Communication and Distributed Systems: Distributed systems should be used to propagate information from doctors to patients, from specialists to other health care professionals at other sites, and between patients for a kind of distributed support group. Because of the importance of images in medical diagnosis and the critical nature of medical information, the medical domain will stress the technologies for encoding (including priority encoding), compression (including lossless and smart compression). Current plans for "fiber to the curb" will help provide the necessary bandwidth for these applications. However, additional bandwidth may be needed for high-demand services, perhaps by mirroring some of these sites automatically and reliably. One difference between medical applications and other applications, in particular those in the entertainment industry, is the need for symmetric bandwidth. Whereas entertainment tends to have high bandwidth into the home, medical applications may require sending images out of as well as into a home, small office, or laboratory.
Mobile computing: Chronic care, remote patient monitoring, and telemetry are all examples of health care applications of mobile computing.
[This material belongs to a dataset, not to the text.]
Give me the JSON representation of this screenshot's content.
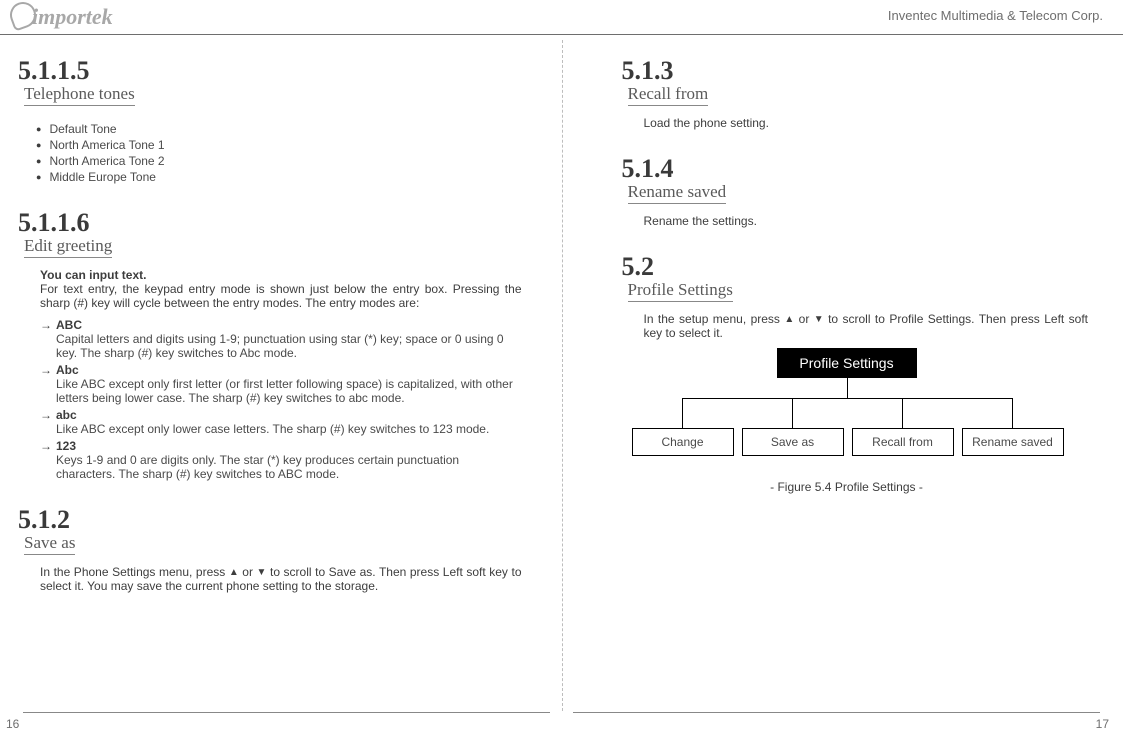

Hospitals, which already contain a large quantities and variety of computing equipment, are obvious sites for wireless and ubiquitous computing.
User interfaces: The users of medical information systems will cover a wide spectrum of educational backgrounds. Health care providers, medical researchers, policy makers, and patients, may all need access to the same system with different kinds of interfaces. Interfaces that adapt to the level of user expertise and assist the user would be valuable. Languages and tools for building and composing such systems are also needed. Specific interfaces include high performance interfaces for surgery, patient entry and initial contact; automated patient interviews, intelligent coaching for medical education, and context-dependent searching. Security, authentication, and privacy are all critical both at the screen and remotely, probably requiring the use of digital signatures.
Micro Electromechanical Systems (MEMS): The MEMS technology has been used to make very small motors, sensors, springs, membranes, which can be used for patient monitors, isolated drug release, and prostheses.
Knowledge-based systems: Medical information systems need high level semantic information and inference about the concrete domain, along with decision support and tutoring for education. The National Library of Medicine, for example, has a project to build a database with higher level semantic information.
Languages: The spectrum of programming languages for medical applications ranges from general-purpose languages for building large software systems to domain-specific languages that are closer to the end user. The general purpose languages should support reliable, maintainable systems and have mechanisms for distributed and parallel computation. Medical applications are, as discussed above, much more diverse than the array and grid-based simulations that are often associated with parallel computing. In addition, reliability concerns are much higher here than in scientific computations. Domain-specific languages may provide high level semantics, that is designed for performance and ease of use in a sub-field. A few of the areas that require domain-specific languages are: information retrieval, image manipulation, structure matching, and process description.